Someone did not want a woman in charge of the Border training camp. Someone had been willing to go beyond whispers and petty vandalism. Elliot wondered who had mounted the attack. Captain Whiteleaf was the only one whom he’d heard spoken of as a replacement for the commander, and Captain Whiteleaf would not have the nerve.
He slowly became aware that beside him, Serene was vibrating with outrage.
“Oh, men are cowards,” said Serene. “So afraid of a woman in charge that they would commit treason. They must worry that she will show the world a woman is a far more able commander than any man.”
“They’re not going to take Woodsinger’s command,” said Elliot. “Let them come and try.”

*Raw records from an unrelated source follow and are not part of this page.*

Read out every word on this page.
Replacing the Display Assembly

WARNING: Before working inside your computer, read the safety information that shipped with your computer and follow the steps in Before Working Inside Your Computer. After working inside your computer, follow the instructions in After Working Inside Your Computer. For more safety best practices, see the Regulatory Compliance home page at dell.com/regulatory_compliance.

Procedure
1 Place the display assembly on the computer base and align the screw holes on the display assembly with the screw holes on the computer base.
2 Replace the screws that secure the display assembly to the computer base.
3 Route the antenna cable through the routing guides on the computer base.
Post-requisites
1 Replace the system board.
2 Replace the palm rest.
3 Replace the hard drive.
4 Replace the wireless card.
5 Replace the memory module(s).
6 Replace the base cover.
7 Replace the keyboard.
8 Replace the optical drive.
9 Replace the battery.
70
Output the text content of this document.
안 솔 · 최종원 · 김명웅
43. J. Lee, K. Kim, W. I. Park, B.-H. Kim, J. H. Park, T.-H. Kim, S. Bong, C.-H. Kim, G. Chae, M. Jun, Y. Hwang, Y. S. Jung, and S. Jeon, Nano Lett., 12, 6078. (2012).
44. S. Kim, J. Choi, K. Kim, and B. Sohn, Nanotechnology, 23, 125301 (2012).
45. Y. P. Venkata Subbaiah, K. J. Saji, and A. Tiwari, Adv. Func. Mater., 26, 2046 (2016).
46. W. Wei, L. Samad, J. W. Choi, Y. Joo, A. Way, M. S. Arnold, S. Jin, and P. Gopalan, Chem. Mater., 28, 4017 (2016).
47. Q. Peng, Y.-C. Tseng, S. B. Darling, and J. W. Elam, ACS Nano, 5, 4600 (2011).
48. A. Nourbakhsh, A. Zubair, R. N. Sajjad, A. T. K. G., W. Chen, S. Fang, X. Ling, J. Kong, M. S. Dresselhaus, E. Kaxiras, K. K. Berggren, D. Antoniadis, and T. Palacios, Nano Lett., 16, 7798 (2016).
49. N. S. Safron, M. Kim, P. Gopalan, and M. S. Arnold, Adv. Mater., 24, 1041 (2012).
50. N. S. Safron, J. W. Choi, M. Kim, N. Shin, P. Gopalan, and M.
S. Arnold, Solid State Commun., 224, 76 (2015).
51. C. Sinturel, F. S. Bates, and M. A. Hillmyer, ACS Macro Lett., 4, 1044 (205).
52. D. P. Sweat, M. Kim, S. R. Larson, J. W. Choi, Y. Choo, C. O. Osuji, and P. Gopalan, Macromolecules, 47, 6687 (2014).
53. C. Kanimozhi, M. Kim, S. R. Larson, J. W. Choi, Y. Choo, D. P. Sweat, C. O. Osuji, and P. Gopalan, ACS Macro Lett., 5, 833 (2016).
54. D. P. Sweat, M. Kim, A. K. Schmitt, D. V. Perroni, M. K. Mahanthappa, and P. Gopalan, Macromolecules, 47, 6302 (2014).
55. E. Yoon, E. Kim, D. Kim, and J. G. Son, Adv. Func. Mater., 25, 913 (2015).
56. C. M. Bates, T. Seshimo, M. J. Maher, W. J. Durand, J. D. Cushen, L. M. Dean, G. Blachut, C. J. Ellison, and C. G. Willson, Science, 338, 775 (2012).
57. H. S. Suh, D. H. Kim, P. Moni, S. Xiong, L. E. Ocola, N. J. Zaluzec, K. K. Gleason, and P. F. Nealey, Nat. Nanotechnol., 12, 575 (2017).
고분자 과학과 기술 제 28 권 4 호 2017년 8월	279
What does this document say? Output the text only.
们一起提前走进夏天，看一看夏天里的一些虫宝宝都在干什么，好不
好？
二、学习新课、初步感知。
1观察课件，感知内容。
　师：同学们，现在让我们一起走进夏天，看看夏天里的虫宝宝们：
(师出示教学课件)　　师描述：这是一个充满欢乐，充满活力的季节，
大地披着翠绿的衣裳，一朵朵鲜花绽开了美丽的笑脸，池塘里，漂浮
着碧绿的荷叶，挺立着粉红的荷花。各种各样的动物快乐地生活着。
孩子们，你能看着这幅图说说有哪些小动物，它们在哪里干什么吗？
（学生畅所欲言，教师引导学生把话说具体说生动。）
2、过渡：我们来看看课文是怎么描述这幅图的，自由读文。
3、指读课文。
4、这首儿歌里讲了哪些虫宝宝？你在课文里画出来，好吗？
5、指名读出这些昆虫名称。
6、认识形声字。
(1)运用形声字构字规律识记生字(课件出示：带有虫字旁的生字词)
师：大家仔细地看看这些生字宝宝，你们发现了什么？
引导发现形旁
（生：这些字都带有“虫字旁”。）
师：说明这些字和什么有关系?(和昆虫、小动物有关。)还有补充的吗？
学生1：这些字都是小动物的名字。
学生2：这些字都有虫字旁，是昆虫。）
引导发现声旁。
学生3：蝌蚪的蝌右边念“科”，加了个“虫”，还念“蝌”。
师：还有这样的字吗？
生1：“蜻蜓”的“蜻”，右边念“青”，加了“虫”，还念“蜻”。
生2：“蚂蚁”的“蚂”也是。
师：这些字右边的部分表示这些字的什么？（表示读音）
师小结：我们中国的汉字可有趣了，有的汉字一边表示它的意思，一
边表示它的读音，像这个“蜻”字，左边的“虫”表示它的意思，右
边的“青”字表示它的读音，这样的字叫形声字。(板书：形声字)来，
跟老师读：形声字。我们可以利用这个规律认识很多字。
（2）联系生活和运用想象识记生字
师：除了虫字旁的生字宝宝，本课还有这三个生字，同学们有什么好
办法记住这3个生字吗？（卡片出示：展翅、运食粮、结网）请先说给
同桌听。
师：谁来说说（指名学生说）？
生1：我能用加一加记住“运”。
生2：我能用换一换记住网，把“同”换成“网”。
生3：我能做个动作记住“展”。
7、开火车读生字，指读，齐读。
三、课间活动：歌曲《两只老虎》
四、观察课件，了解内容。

Serene looked at him. The lights of the torches of war were reflected in her cool gray eyes. She was panting and disheveled from battle, beautiful beyond his dreams, and she held onto his arms with strength far beyond any strength he had.
“When we saw the library roof catch fire . . .,” Serene began.
Her tight grip on him made Elliot think that she might be shaking if she were not holding on s
o hard. He could see her violent distress: Serene always ignored how different human ways were from her own, right up until the point she could not ignore it any more.
“You must have been furious.”
“I thought you had been killed,” Serene breathed, and kissed him.
They were kissing, they were finally kissing again, and this time Elliot was not too stunned to participate. He curled his fingers around her braid and drew her closer against him, kissed her and kissed her again.
He kissed her until they were both breathless, then he whispered breathlessly against her mouth: “No. Nope, I’m awesome.”
She kissed him again, pressing him against the threshold of the door. Her mouth was warm, searching, burning-sweet, and her body against his was lithe, strong, and urgent. Elliot realized her hold on his arms had changed: that she was tugging him downward. He kissed her throat and felt a spike of nerves in his own throat, as if he had swallowed a tiny shark of panic and could feel its fin scraping on the way down. He felt the warm beat of her pulse against his mouth and opened his lips to kiss her again, taste her skin, and to say he didn’t know what he was doing.
There was a sound, low and startled: Serene turned to it and let go of Elliot, though he reached out a hand to keep her.
His hand fell by his side when he looked where she was looking, and saw Luke. It was truly terrible luck that both Serene and Luke should make for the library as soon as the battle was over.
Luke had stopped and was staring at them, blue eyes very wide.
“I didn’t—” Luke began. “I’ll go. I didn’t mean to intrude.”
He turned around, boots cutting furrows in the mud with the force of his turn, and left. He had hardly been there for more than an instant.
“I should—” Serene began, blinking as if she was dazed.
She wasn’t looking at Luke’s retreating back. She was looking toward the commander’s tower. Elliot filled in the rest of the sentence for her: after years at the Border camp, he knew a soldier’s duty.